For one, this news first came out as a press release—an announcement straight from the pharmaceutical giant Pfizer with its partner company BioNTech. In the media, there is a practice called “science by press release,” where developments are disseminated to the public from a company’s publicity materials. A press release is one such publicity material. While factual, it’s written and distributed to make an organization look good. The media then picks it up, and sometimes, plays it up.
It’s not necessarily a harmful practice for medical companies to send out public announcements. In situations like this pandemic, lay people would want to hear about what researchers and institutions are doing to combat a constantly-developing health crisis. It’s not a bad thing to stay updated about scientific developments.
The problem is when these marketed pieces of information become a source of false hope. Much of the medical news we read in the papers today are tipped off by companies’ promotional materials, and not all of them have undergone scientific scrutiny. What we’re reading could simply be a report of what a company has done, whether or not it has been independently reviewed by scientific bodies, and whether or not it is ready for popularization.

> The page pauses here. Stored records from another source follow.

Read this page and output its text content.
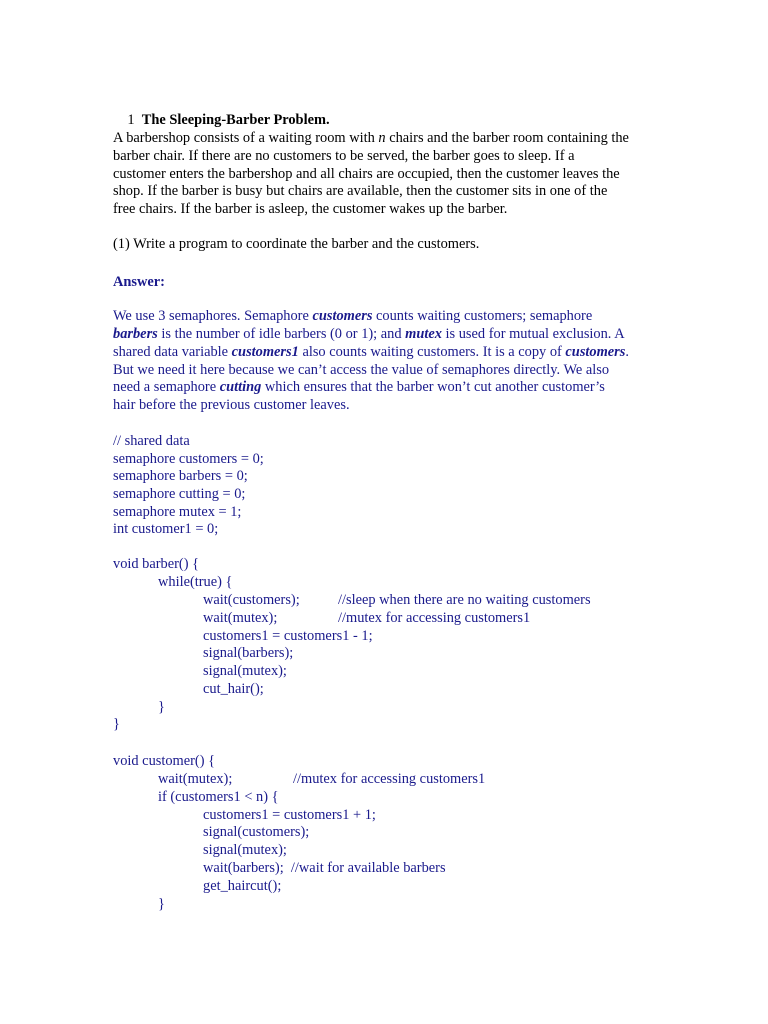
1 The Sleeping-Barber Problem.

A barbershop consists of a waiting room with n chairs and the barber room containing the
barber chair. If there are no customers to be served, the barber goes to sleep. If a
customer enters the barbershop and all chairs are occupied, then the customer leaves the
shop. If the barber is busy but chairs are available, then the customer sits in one of the
free chairs. If the barber is asleep, the customer wakes up the barber.
(1) Write a program to coordinate the barber and the customers.
Answer:
We use 3 semaphores. Semaphore customers counts waiting customers; semaphore
barbers is the number of idle barbers (0 or 1); and mutex is used for mutual exclusion. A
shared data variable customers1 also counts waiting customers. It is a copy of customers.
But we need it here because we can’t access the value of semaphores directly. We also
need a semaphore cutting which ensures that the barber won’t cut another customer’s
hair before the previous customer leaves.
// shared data
semaphore customers = 0;
semaphore barbers = 0;
semaphore cutting = 0;
semaphore mutex = 1;
int customer1 = 0;
void barber() {
while(true) {
wait(customers);	//sleep when there are no waiting customers
wait(mutex);	//mutex for accessing customers1
customers1 = customers1 - 1;
signal(barbers);
signal(mutex);
cut_hair();
}
}
void customer() {
wait(mutex);	//mutex for accessing customers1
if (customers1 < n) {
customers1 = customers1 + 1;
signal(customers);
signal(mutex);
wait(barbers); //wait for available barbers
get_haircut();
}
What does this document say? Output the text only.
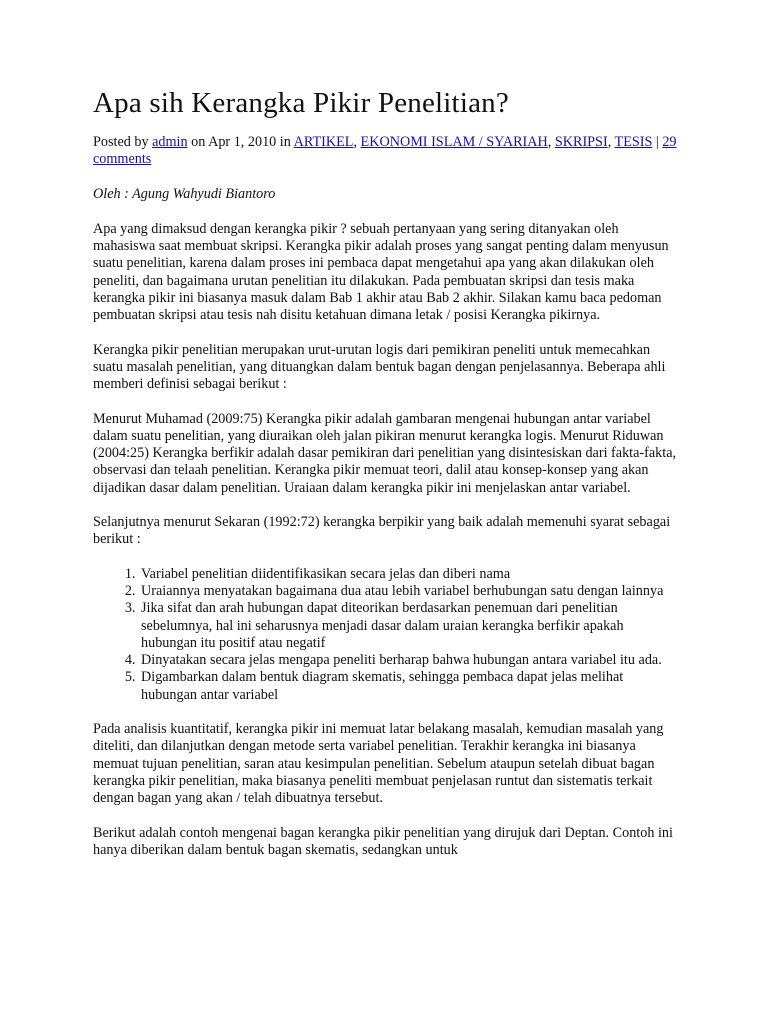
Apa sih Kerangka Pikir Penelitian?

Posted by admin on Apr 1, 2010 in ARTIKEL, EKONOMI ISLAM / SYARIAH, SKRIPSI, TESIS | 29 comments

Oleh : Agung Wahyudi Biantoro

Apa yang dimaksud dengan kerangka pikir ? sebuah pertanyaan yang sering ditanyakan oleh mahasiswa saat membuat skripsi. Kerangka pikir adalah proses yang sangat penting dalam menyusun suatu penelitian, karena dalam proses ini pembaca dapat mengetahui apa yang akan dilakukan oleh peneliti, dan bagaimana urutan penelitian itu dilakukan. Pada pembuatan skripsi dan tesis maka kerangka pikir ini biasanya masuk dalam Bab 1 akhir atau Bab 2 akhir. Silakan kamu baca pedoman pembuatan skripsi atau tesis nah disitu ketahuan dimana letak / posisi Kerangka pikirnya.

Kerangka pikir penelitian merupakan urut-urutan logis dari pemikiran peneliti untuk memecahkan suatu masalah penelitian, yang dituangkan dalam bentuk bagan dengan penjelasannya. Beberapa ahli memberi definisi sebagai berikut :

Menurut Muhamad (2009:75) Kerangka pikir adalah gambaran mengenai hubungan antar variabel dalam suatu penelitian, yang diuraikan oleh jalan pikiran menurut kerangka logis. Menurut Riduwan (2004:25) Kerangka berfikir adalah dasar pemikiran dari penelitian yang disintesiskan dari fakta-fakta, observasi dan telaah penelitian. Kerangka pikir memuat teori, dalil atau konsep-konsep yang akan dijadikan dasar dalam penelitian. Uraiaan dalam kerangka pikir ini menjelaskan antar variabel.

Selanjutnya menurut Sekaran (1992:72) kerangka berpikir yang baik adalah memenuhi syarat sebagai berikut :

1. Variabel penelitian diidentifikasikan secara jelas dan diberi nama
2. Uraiannya menyatakan bagaimana dua atau lebih variabel berhubungan satu dengan lainnya
3. Jika sifat dan arah hubungan dapat diteorikan berdasarkan penemuan dari penelitian sebelumnya, hal ini seharusnya menjadi dasar dalam uraian kerangka berfikir apakah hubungan itu positif atau negatif
4. Dinyatakan secara jelas mengapa peneliti berharap bahwa hubungan antara variabel itu ada.
5. Digambarkan dalam bentuk diagram skematis, sehingga pembaca dapat jelas melihat hubungan antar variabel

Pada analisis kuantitatif, kerangka pikir ini memuat latar belakang masalah, kemudian masalah yang diteliti, dan dilanjutkan dengan metode serta variabel penelitian. Terakhir kerangka ini biasanya memuat tujuan penelitian, saran atau kesimpulan penelitian. Sebelum ataupun setelah dibuat bagan kerangka pikir penelitian, maka biasanya peneliti membuat penjelasan runtut dan sistematis terkait dengan bagan yang akan / telah dibuatnya tersebut.

Berikut adalah contoh mengenai bagan kerangka pikir penelitian yang dirujuk dari Deptan. Contoh ini hanya diberikan dalam bentuk bagan skematis, sedangkan untuk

As of Thursday, Nov. 12, the Pfizer vaccine has been studied by the drugmakers themselves, but has not undergone an independent evaluation process called peer review. (The companies do say they plan to submit their paper for peer-review publication.)
Until a paper has been peer-reviewed and published in a credible scientific journal, it remains a “rough draft” in the eyes of the scientific community. It may still have errors and weak points that may make it unfit as a source of the public’s confidence.
Science takes time. This can be frustrating during this pandemic as literally thousands die each day, but at the same time, we can’t latch our hope on whichever product comes out of a lab first.
Media reportage can also diminish some important nuance to scientific information. For example, the statement that the vaccine candidate is “over 90 percent effective” is not only sweeping but also potentially misleading.
Academics emphasize a distinction between “efficacy” and “effectiveness.” Dr. Zania Stamataki, senior lecturer in viral immunology at the University of Birmingham, puts it this way: “[E]fficacy is the performance of a treatment under ideal and controlled circumstances [such as clinical trials], and effectiveness is performance under real-world conditions.” A vaccine that has not been deployed in the real world cannot yet be measured for effectiveness.
Distinctions like this are vital in science, but translating that science into publicly accessible language can be tricky. Stamataki shares, “I was recently asked not to use the term ‘efficacy’ for my radio interview because ‘listeners won’t understand what it means’.”
It is a challenge for the media to communicate to the public without sacrificing the integrity of scientific information. Likewise, we newsreaders and listeners must critically assess the information that reaches us.
News articles about coronavirus vaccines usually tout big numbers and projections. As they dazzle us, we may forget to question what we read or hear. Worse, we might lapse on our safety practices just because we feel confident after reading an encouraging headline.
Right now, safety protocols are still far more tangible than vaccines as our protection from COVID-19. While we feel optimistic about good news, we can’t let our optimism get the better of our caution. We keep our distance and our masks on, we stay home as much as we can, and we watch with judicious minds the measured, steady progress of science.